Hi there, I’m facing some strange behavior in my training code: by increasing the learning from 0.01 to 0.02, the validation loss gets way too high (from 100 to even 1000), but after a couple of iterations (between 20 and 30), it descends to 2.0 and starts decreasing as expected.
Currently, I’m working with GoogLeNet (no pretraining), but I’d been dealing with this problem for a while with different architectures like ResNet or LeNet. It’s not a problem that persists over time, but I’m sure it indicates that something is not right.
Until now, I’d been choosing the highest learning rate possible before things messed up, but for this case with GoogleNet, I need the learning rate to be higher.

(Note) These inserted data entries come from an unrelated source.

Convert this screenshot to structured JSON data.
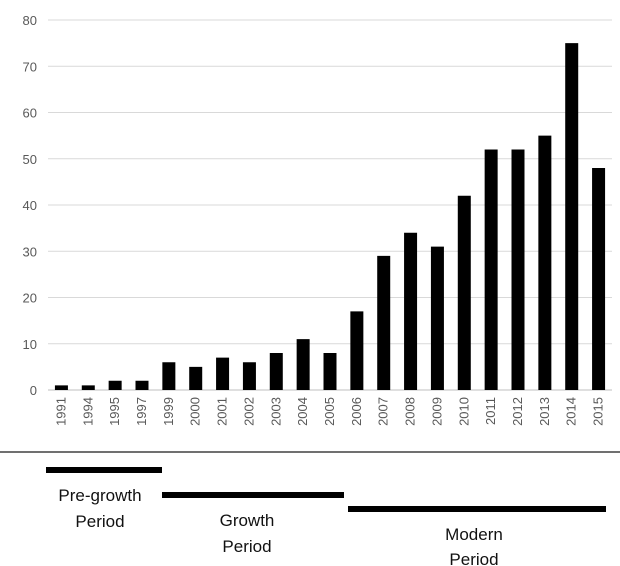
{
  "chart_data": {
    "type": "bar",
    "categories": [
      "1991",
      "1994",
      "1995",
      "1997",
      "1999",
      "2000",
      "2001",
      "2002",
      "2003",
      "2004",
      "2005",
      "2006",
      "2007",
      "2008",
      "2009",
      "2010",
      "2011",
      "2012",
      "2013",
      "2014",
      "2015"
    ],
    "values": [
      1,
      1,
      2,
      2,
      6,
      5,
      7,
      6,
      8,
      11,
      8,
      17,
      29,
      34,
      31,
      42,
      52,
      52,
      55,
      75,
      48
    ],
    "title": "",
    "xlabel": "",
    "ylabel": "",
    "ylim": [
      0,
      80
    ],
    "yticks": [
      0,
      10,
      20,
      30,
      40,
      50,
      60,
      70,
      80
    ],
    "grid": true,
    "bar_color": "#000000",
    "grid_color": "#d9d9d9"
  },
  "periods": [
    {
      "lines": [
        "Pre-growth",
        "Period"
      ],
      "from": "1991",
      "to": "1999"
    },
    {
      "lines": [
        "Growth",
        "Period"
      ],
      "from": "1999",
      "to": "2006"
    },
    {
      "lines": [
        "Modern",
        "Period"
      ],
      "from": "2006",
      "to": "2015"
    }
  ]
}
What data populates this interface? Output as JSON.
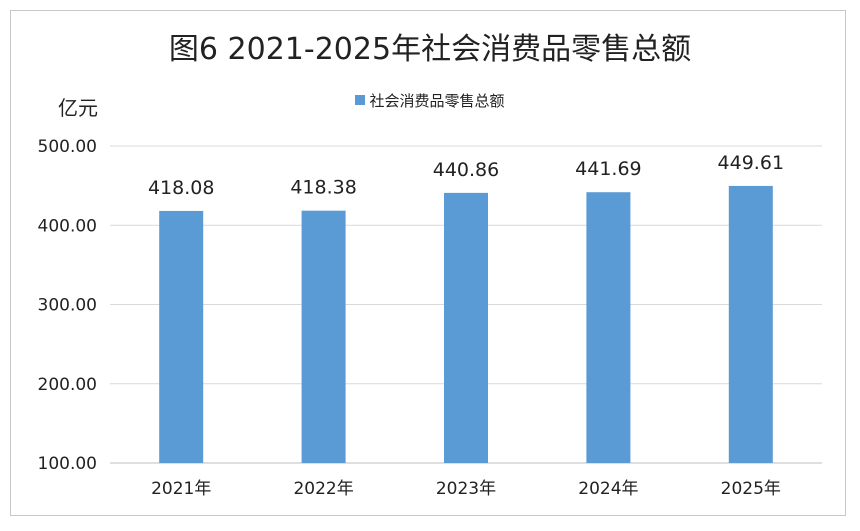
{
  "chart_data": {
    "type": "bar",
    "title": "图6  2021-2025年社会消费品零售总额",
    "ylabel": "亿元",
    "xlabel": "",
    "categories": [
      "2021年",
      "2022年",
      "2023年",
      "2024年",
      "2025年"
    ],
    "series": [
      {
        "name": "社会消费品零售总额",
        "values": [
          418.08,
          418.38,
          440.86,
          441.69,
          449.61
        ],
        "color": "#5b9bd5"
      }
    ],
    "data_labels": [
      "418.08",
      "418.38",
      "440.86",
      "441.69",
      "449.61"
    ],
    "ylim": [
      100,
      500
    ],
    "yticks": [
      "100.00",
      "200.00",
      "300.00",
      "400.00",
      "500.00"
    ],
    "grid": true,
    "legend_position": "top"
  }
}
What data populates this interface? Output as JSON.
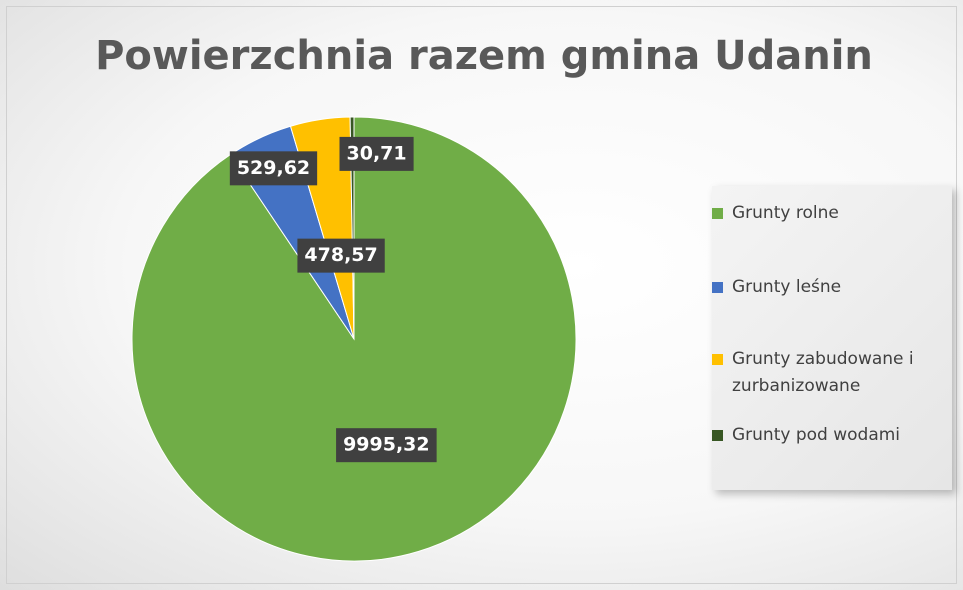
{
  "chart_data": {
    "type": "pie",
    "title": "Powierzchnia razem  gmina Udanin",
    "categories": [
      "Grunty rolne",
      "Grunty leśne",
      "Grunty zabudowane i zurbanizowane",
      "Grunty pod wodami"
    ],
    "values": [
      9995.32,
      529.62,
      478.57,
      30.71
    ],
    "value_labels": [
      "9995,32",
      "529,62",
      "478,57",
      "30,71"
    ],
    "colors": [
      "#70ad47",
      "#4472c4",
      "#ffc000",
      "#375623"
    ]
  }
}
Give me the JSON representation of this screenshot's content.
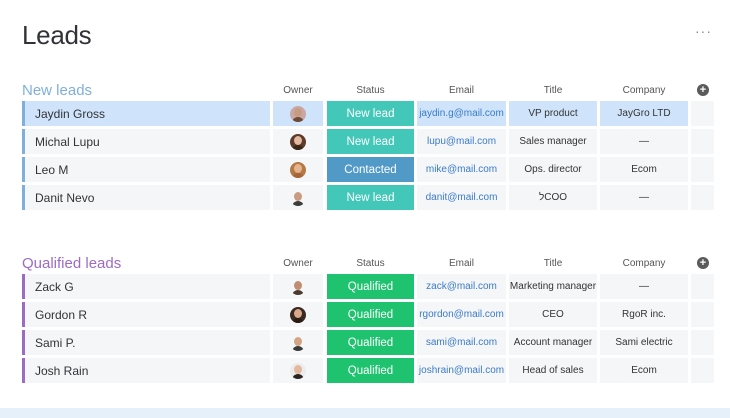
{
  "page": {
    "title": "Leads",
    "more_label": "···"
  },
  "columns": {
    "owner": "Owner",
    "status": "Status",
    "email": "Email",
    "title": "Title",
    "company": "Company",
    "add_icon": "+"
  },
  "colors": {
    "new_leads_accent": "#7fb0dc",
    "qualified_accent": "#9d6bc4",
    "status_new_lead": "#43c7b8",
    "status_contacted": "#5199c6",
    "status_qualified": "#1ec26f",
    "selected_row": "#cfe4fb",
    "email_link": "#3a7bc8"
  },
  "groups": [
    {
      "title": "New leads",
      "color": "#7fb0dc",
      "rows": [
        {
          "name": "Jaydin Gross",
          "status": "New lead",
          "status_color": "#43c7b8",
          "email": "jaydin.g@mail.com",
          "title": "VP product",
          "company": "JayGro LTD",
          "selected": true,
          "avatar": {
            "skin": "#c79a82",
            "hair": "#6b4a3a",
            "bg": "#c9a7a2"
          }
        },
        {
          "name": "Michal Lupu",
          "status": "New lead",
          "status_color": "#43c7b8",
          "email": "lupu@mail.com",
          "title": "Sales manager",
          "company": "—",
          "selected": false,
          "avatar": {
            "skin": "#e2b9a0",
            "hair": "#3a2618",
            "bg": "#5c3b2a"
          }
        },
        {
          "name": "Leo M",
          "status": "Contacted",
          "status_color": "#5199c6",
          "email": "mike@mail.com",
          "title": "Ops. director",
          "company": "Ecom",
          "selected": false,
          "avatar": {
            "skin": "#e6b48c",
            "hair": "#a4663a",
            "bg": "#b57945"
          }
        },
        {
          "name": "Danit Nevo",
          "status": "New lead",
          "status_color": "#43c7b8",
          "email": "danit@mail.com",
          "title": "לCOO",
          "company": "—",
          "selected": false,
          "avatar": {
            "skin": "#c99b80",
            "hair": "#3c3c3c",
            "bg": "#f5f6f8"
          }
        }
      ]
    },
    {
      "title": "Qualified leads",
      "color": "#9d6bc4",
      "rows": [
        {
          "name": "Zack G",
          "status": "Qualified",
          "status_color": "#1ec26f",
          "email": "zack@mail.com",
          "title": "Marketing manager",
          "company": "—",
          "selected": false,
          "avatar": {
            "skin": "#c08d72",
            "hair": "#4a3a30",
            "bg": "#f5f6f8"
          }
        },
        {
          "name": "Gordon R",
          "status": "Qualified",
          "status_color": "#1ec26f",
          "email": "rgordon@mail.com",
          "title": "CEO",
          "company": "RgoR inc.",
          "selected": false,
          "avatar": {
            "skin": "#d9a88c",
            "hair": "#2a1c14",
            "bg": "#3b2a22"
          }
        },
        {
          "name": "Sami P.",
          "status": "Qualified",
          "status_color": "#1ec26f",
          "email": "sami@mail.com",
          "title": "Account manager",
          "company": "Sami electric",
          "selected": false,
          "avatar": {
            "skin": "#d3a584",
            "hair": "#3a3a3a",
            "bg": "#f5f6f8"
          }
        },
        {
          "name": "Josh Rain",
          "status": "Qualified",
          "status_color": "#1ec26f",
          "email": "joshrain@mail.com",
          "title": "Head of sales",
          "company": "Ecom",
          "selected": false,
          "avatar": {
            "skin": "#e2b99e",
            "hair": "#2c2420",
            "bg": "#ececec"
          }
        }
      ]
    }
  ]
}
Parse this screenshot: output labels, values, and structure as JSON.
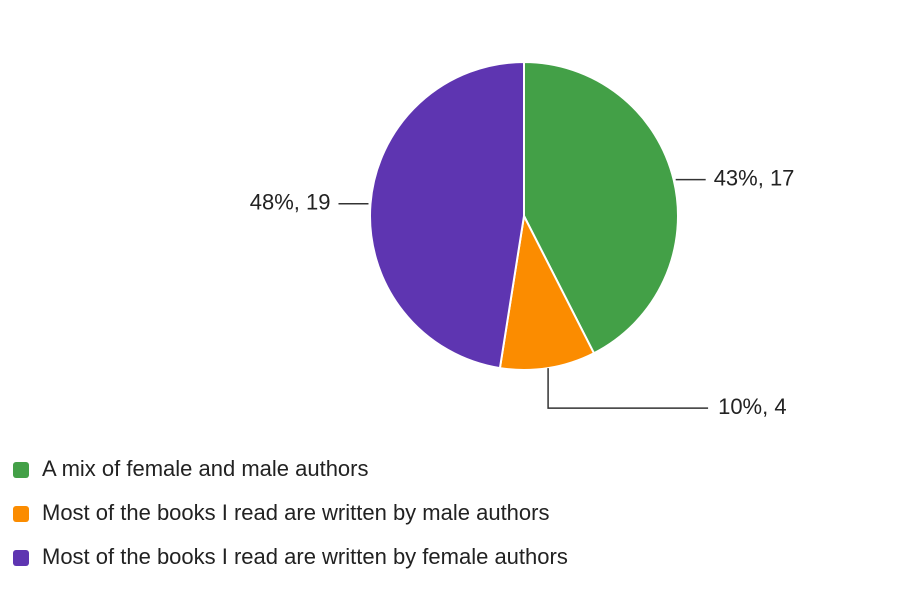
{
  "chart_data": {
    "type": "pie",
    "categories": [
      "A mix of female and male authors",
      "Most of the books I read are written by male authors",
      "Most of the books I read are written by female authors"
    ],
    "values": [
      17,
      4,
      19
    ],
    "value_labels": [
      "43%, 17",
      "10%, 4",
      "48%, 19"
    ],
    "colors": [
      "#43a047",
      "#fb8c00",
      "#5e35b1"
    ],
    "legend": "bottom"
  }
}
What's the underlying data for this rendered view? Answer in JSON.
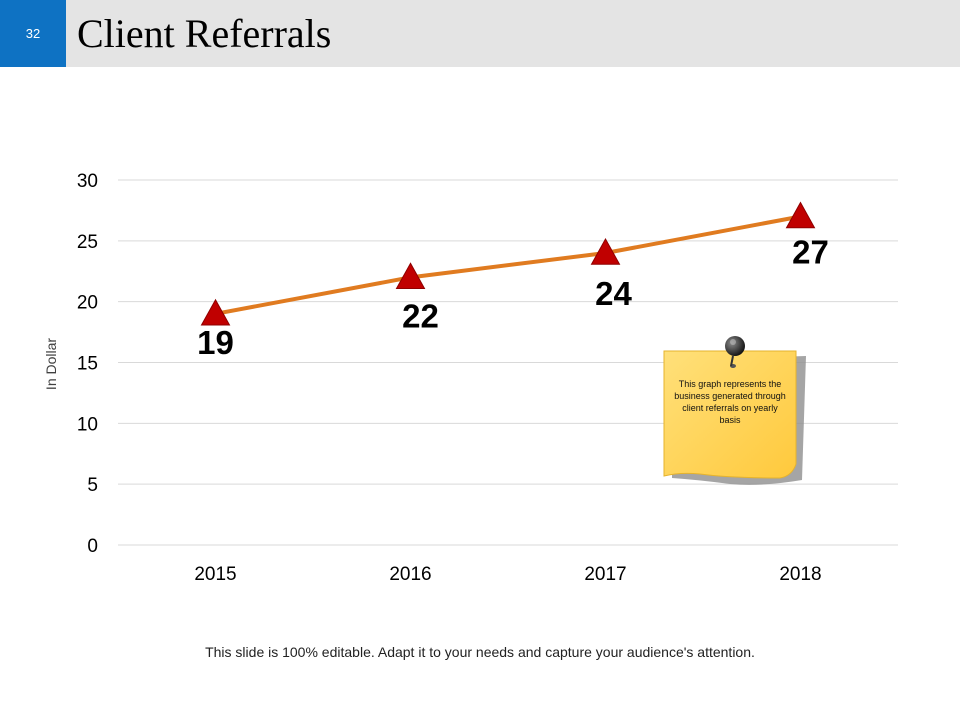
{
  "slide": {
    "number": "32",
    "title": "Client Referrals",
    "footer": "This slide is 100% editable. Adapt it to your needs and capture your audience's attention."
  },
  "colors": {
    "line": "#E07B20",
    "marker": "#C00000",
    "header_bg": "#E4E4E4",
    "slide_number_bg": "#0E72C3",
    "note_fill": "#FFD95A",
    "gridline": "#D9D9D9"
  },
  "note": {
    "text": "This graph represents the business generated through client referrals on yearly basis",
    "icon": "pushpin-icon"
  },
  "chart_data": {
    "type": "line",
    "title": "Client Referrals",
    "xlabel": "",
    "ylabel": "In Dollar",
    "categories": [
      "2015",
      "2016",
      "2017",
      "2018"
    ],
    "series": [
      {
        "name": "Client Referrals",
        "values": [
          19,
          22,
          24,
          27
        ]
      }
    ],
    "ylim": [
      0,
      30
    ],
    "yticks": [
      0,
      5,
      10,
      15,
      20,
      25,
      30
    ],
    "grid": true,
    "marker": "triangle",
    "data_labels": [
      "19",
      "22",
      "24",
      "27"
    ]
  }
}
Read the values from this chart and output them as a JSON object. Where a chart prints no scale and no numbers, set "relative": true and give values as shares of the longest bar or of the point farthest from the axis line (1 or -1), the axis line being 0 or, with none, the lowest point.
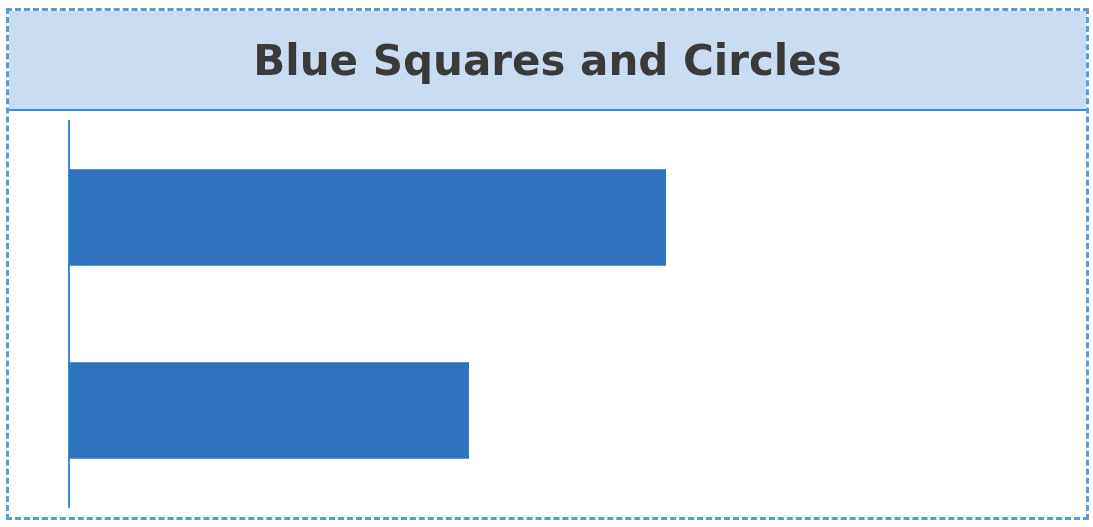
{
  "chart_data": {
    "type": "bar",
    "title": "Blue Squares and Circles",
    "orientation": "horizontal",
    "relative": true,
    "categories": [
      null,
      null
    ],
    "values": [
      1,
      0.67
    ],
    "color": "#2f73bf"
  }
}
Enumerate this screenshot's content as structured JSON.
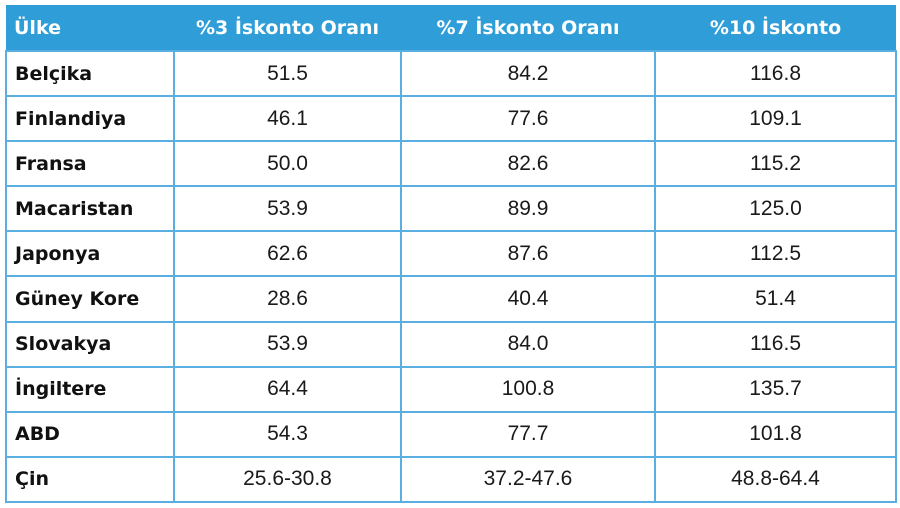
{
  "headers": [
    "Ülke",
    "%3 İskonto Oranı",
    "%7 İskonto Oranı",
    "%10 İskonto"
  ],
  "rows": [
    {
      "country": "Belçika",
      "r3": "51.5",
      "r7": "84.2",
      "r10": "116.8"
    },
    {
      "country": "Finlandiya",
      "r3": "46.1",
      "r7": "77.6",
      "r10": "109.1"
    },
    {
      "country": "Fransa",
      "r3": "50.0",
      "r7": "82.6",
      "r10": "115.2"
    },
    {
      "country": "Macaristan",
      "r3": "53.9",
      "r7": "89.9",
      "r10": "125.0"
    },
    {
      "country": "Japonya",
      "r3": "62.6",
      "r7": "87.6",
      "r10": "112.5"
    },
    {
      "country": "Güney Kore",
      "r3": "28.6",
      "r7": "40.4",
      "r10": "51.4"
    },
    {
      "country": "Slovakya",
      "r3": "53.9",
      "r7": "84.0",
      "r10": "116.5"
    },
    {
      "country": "İngiltere",
      "r3": "64.4",
      "r7": "100.8",
      "r10": "135.7"
    },
    {
      "country": "ABD",
      "r3": "54.3",
      "r7": "77.7",
      "r10": "101.8"
    },
    {
      "country": "Çin",
      "r3": "25.6-30.8",
      "r7": "37.2-47.6",
      "r10": "48.8-64.4"
    }
  ],
  "colors": {
    "header_bg": "#2f9ed8",
    "border": "#5aaee0"
  }
}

My training code is as follows:
def train_step(model, criterion, data_set, device, optimizer):
model.train()
for images, labels in data_set:
# Stating variables
images = images.to(device)
labels = labels.to(device)
# Clear gradients
optimizer.zero_grad()
# Forward step
output = model(images)
# Loss step
loss = criterion(output, labels)
# Backward step
loss.backward()
optimizer.step()
# Accuracy
top_p, prediction = output.topk(1, dim=1)
equals = (prediction == labels.view(*prediction.shape))
# Saving data
total_loss = loss.item()
total_acc = torch.mean(equals.type(torch.FloatTensor))
break
return model, total_loss, total_acc
def val_step(model, criterion, data_set, device):
with torch.no_grad():
model.eval()
for images, labels in data_set:
# Stating variables
images = images.to(device)
labels = labels.to(device)
# Forward steo
output = model(images)
# Loss step
loss = criterion(output, labels)
# Accuracy
top_p, prediction = output.topk(1, dim=1)
equals = (prediction == labels.view(*prediction.shape))
# Saving data
total_loss = loss.item()
total_acc = torch.mean(equals.type(torch.FloatTensor))
break
return total_loss, total_acc
(I break the loop to get just one batch sample, I know there are better ways but for this case I’ve just been lazy)
Hyperparameters:
num_classes = 7
batch_size = 128
criterion = CrossEntropyLoss()
optimizer = SGD(models[0].parameters(), lr=0.01, momentum=0.7, weight_decay=0.001)
I also have a lr_scheduler but that is just besides the point here. I would appreciate it if someone could tell a way to solve this problem or if, in any case, things just work like this, and I have to keep going with low learning rates.